Thursday 22 November 2018

Do the Roar... ing Stag Hut

Through some convenient rostering shenanigans, I ended up with a free Saturday. So, instead of catching up on chores or other such productive pursuits, it was time for a tramp.
In our usual fashion, the destination was one that caused the least trouble for my licence-less companion - in this case Roaring Stag Hut.

I was a bit surprised to arrive at the end of Putara Rd in the early afternoon to find an abundance of cars parked up.After adding my own car to the collection, we headed of down the track.
Part way up the track, Cody and I were discussing how it looked different, settling on the conclusion that we had become so used to seeing the area during or shortly after rain, that seeing it sunny and dry was quite unusual to us. The track was littered with bright yellow-brown leaves and golden sunlight filtered down through the forest canopy.

As it always is, the climb up the ridge from the swingbridge was a slog that pretty much never lets up until the track begins to level out among the spindly beech forest and sparse undergrowth at the top of the ridge. A couple of hours, and much sweat later, we had arrived the track junction, which was partially blocked by a fallen tree.

Taking the left-hand track, we then headed south toward the hut. Coming down off the ridge, the track meets a picturesque stream that it then follows for a distance before crossing it shortly before the hut.
The track contains fairly frequent patches of boot-top deep mud, but is mercifully flat, aside from brief steep up-and-down bits to cross the two streams before the hut.

As an interesting aside, the track sticks very close to the true right of the stream, veering away slightly before crossing that same stream. The Topo50 maps, however, show the track being some distance from the streams true left bank. Memory-Map shows a track (allegedly from DOC data) to the true right of stream so I had assumed this was correct and LINZ were wrong. My GPS data instead show that the LINZ track is correct - the maps actually have the stream in the wrong place.

Second stream crossing
Shortly after crossing the first stream, a second stream, shallower than the first, is crossed. It's perfectly possible to cross both streams without getting wet, although you could fill your boots if you really wanted to.

We arrived at the hut to find a large family group sitting around a fire. Lucky for us, as children go, they were fairly tolerable.
With plenty of daylight we were able to hang out around the river, eat cheese and crackers, cook and eat dinner, all before sunset.
Late evening Ruamahanga River

After a very restless night I was woken from the one patch of decent sleep I had by the sound of rustling sleeping bags and flatulence. Assuming it was still the middle of the night, I was surprised to roll over and see daylight through the window.
The weather had regressed to the mean, and a familiar misty rain was drifting down the valley.

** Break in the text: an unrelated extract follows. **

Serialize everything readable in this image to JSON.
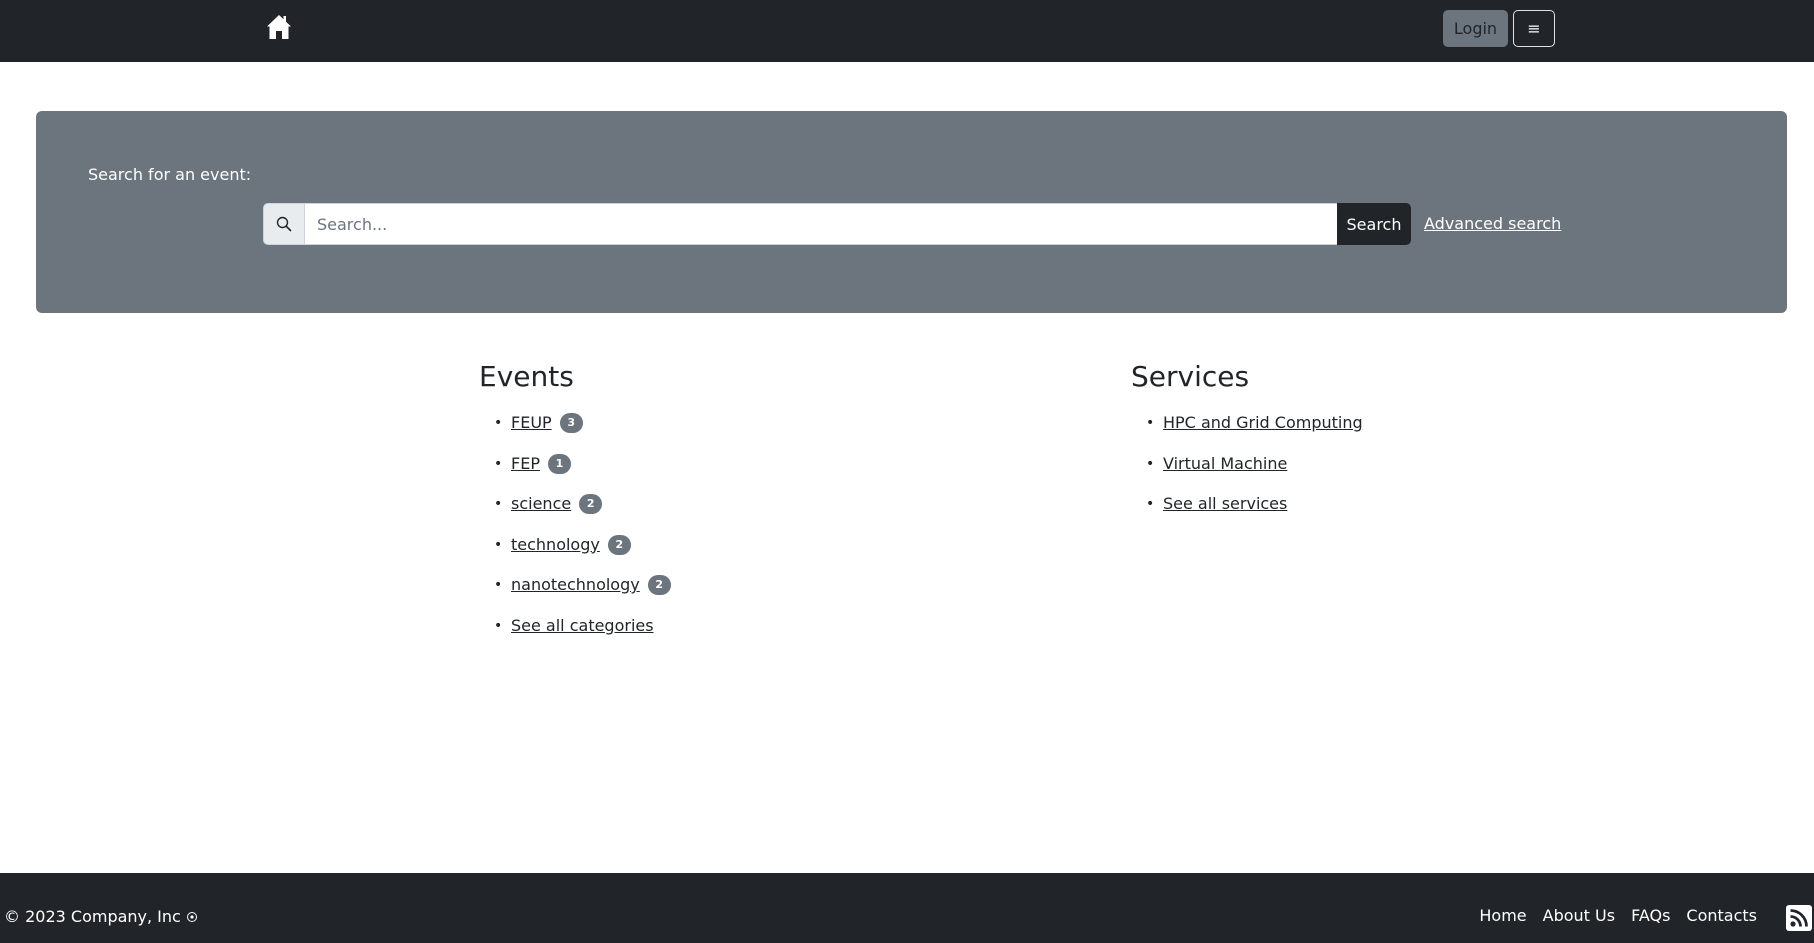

According to the hut book, some NZDA volunteers had given the hut a though cleaning about a year back, so the hut was in particularly good nick. The same can't be said for the longdrop, which, although surprisingly clean and free of spiders, did not have a particularly long drop. Disturbingly, daylight was seeping in below the toilet, courtesy of bizarre opening to the shit pit next to the crap shack.

Longdrop quirks aside, Roaring Stag is in a fantastic location, situated in a clearing above the Ruamahunga river. In fact, many of the comments in the hut books were something along the lines of "Great spot!" and "nice place!" which are simultaneously both accurate and cromulent yet woefully inadequate descriptions of this fine place. But hey, I couldn't describe it any better and I'm not limited to a small box in a DOC hut book.
Also in the book was an entry from a party that included tramping luminary and writer Shaun Barnett and Wilderness Magazine editor Alastair Hall.

Eventually we plodded out into the rain, the track now looking comfortably familiar glistening in the rain, the golden hues of the first day long gone.


The trees seemed a particularly bright shade of green and the bird life was particularly active. The song of grey warblers and squeaks of fantails and possibly riflemen followed us all the way from hut to roadend. The rain had pretty much given up by the time we got to the swingbridge, and the remainder of the walk was a pleasant amble alongside the Mangatainoka River to the carpark.